Una considerazione però la voglio fare su una qualità che il prodotto in questione possiede e ve ne accorgerete subito al primo ascolto. La freschezza compositiva legata ad un entusiasmo trascinante. In un momento dove quasi tutto nel mondo del metal sembra costruito a tavolino o quasi, questi ragazzi non vogliono mostrarsi per quello che non sono, non hanno bisogno di conciarsi come una metal band anni ottanata per dare l’effetto nostalgia, non hanno bisogno di farsi accompagnare o sponsorizzare da chissà quale produttore famoso o registrare il disco in chissà quale storico studio. Sono semplicemente grandi appassionati di questa musica, l’hanno ascoltata, l’hanno fatta loro e ora ce la ripropongono secondo la loro personale reinterpretazione, con un entusiasmo e ripeto una freschezza che ai miei occhi valgono come il più bel diamante a questo mondo.

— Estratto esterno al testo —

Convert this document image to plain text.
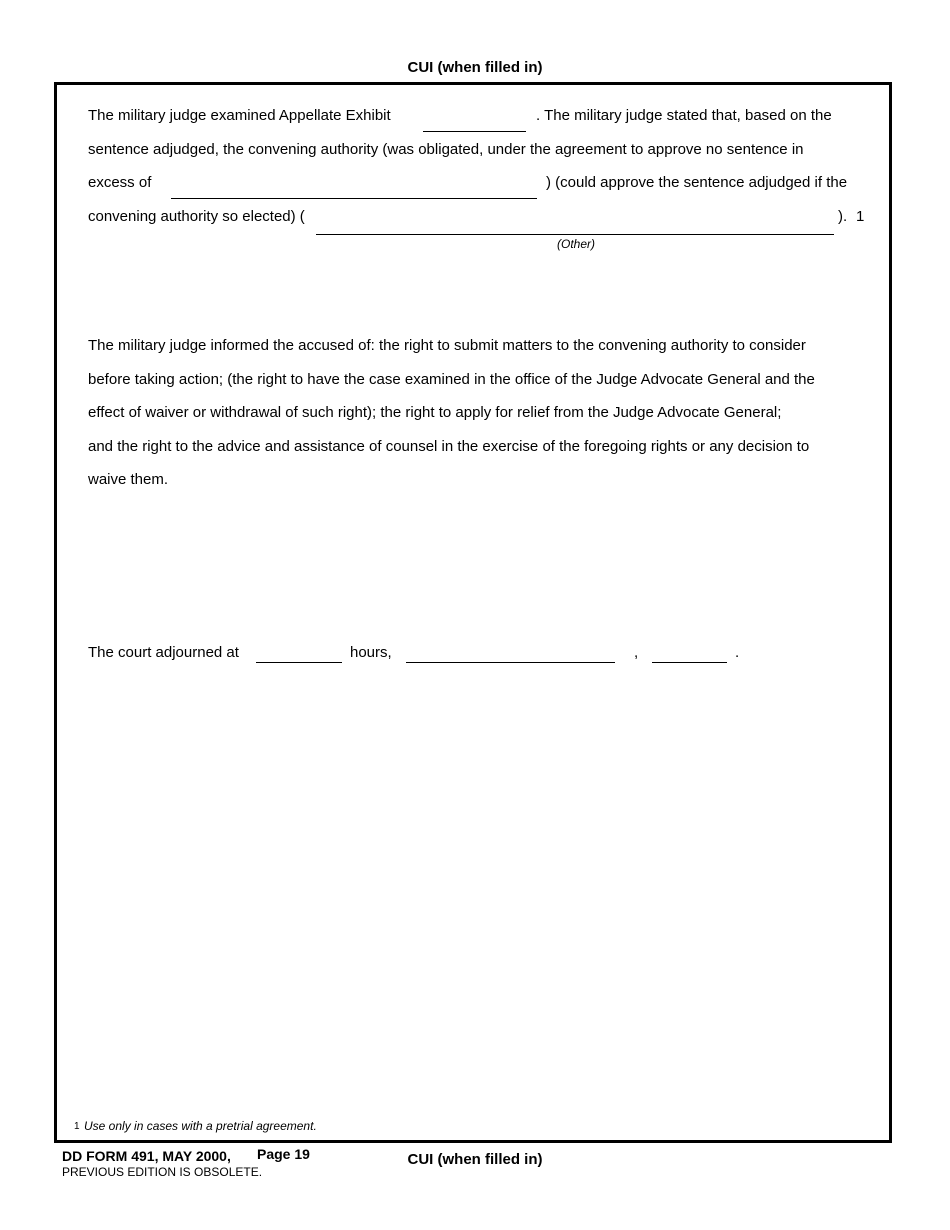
CUI (when filled in)
The military judge examined Appellate Exhibit	. The military judge stated that, based on the
sentence adjudged, the convening authority (was obligated, under the agreement to approve no sentence in
excess of	) (could approve the sentence adjudged if the
convening authority so elected) (	). 1
(Other)
The military judge informed the accused of: the right to submit matters to the convening authority to consider
before taking action; (the right to have the case examined in the office of the Judge Advocate General and the
effect of waiver or withdrawal of such right); the right to apply for relief from the Judge Advocate General;
and the right to the advice and assistance of counsel in the exercise of the foregoing rights or any decision to
waive them.
The court adjourned at	hours,	,	.
1 Use only in cases with a pretrial agreement.
DD FORM 491, MAY 2000, Page 19
PREVIOUS EDITION IS OBSOLETE.
CUI (when filled in)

Ora io spero vivamente che la loro avventura possa continuare, con altri dischi, che qualche etichetta li possa notare e possano continuare a farci sognare con la loro bravura. Io so che dalle loro parti sono già diventati un piccolo culto e sono impegnati in una grande attività live in locali specializzati e pub e ho percepito che Mr.Jalonen è una persona squisita grazie ad un breve scambio di mail e quindi si meritano tutto il bene di questo mondo, anche perché io mi sono stufato di parlare sempre delle solite quattro band ormai morte e sepolte con noi metallari che piangiamo davanti alle loro tombe aspettando una resurrezione che al confronto quella di Lazzaro è stata come bere un bicchiere d’acqua. E’ ora di cambiare pagina e spero che bands come i Noble Beast possano essere tra i primi capitoli di questo nuovo libro tutto da scrivere, intanto non so se questa recensione qualcosa possa fare, ma io voglio mettercela tutta per aiutarli, quindi dalla casa di un’umile scribacchino nella profonda provincia italiana arriverà una valutazione che mi auguro tanto possa essere la caduta del primo tassello di un favoloso effetto domino.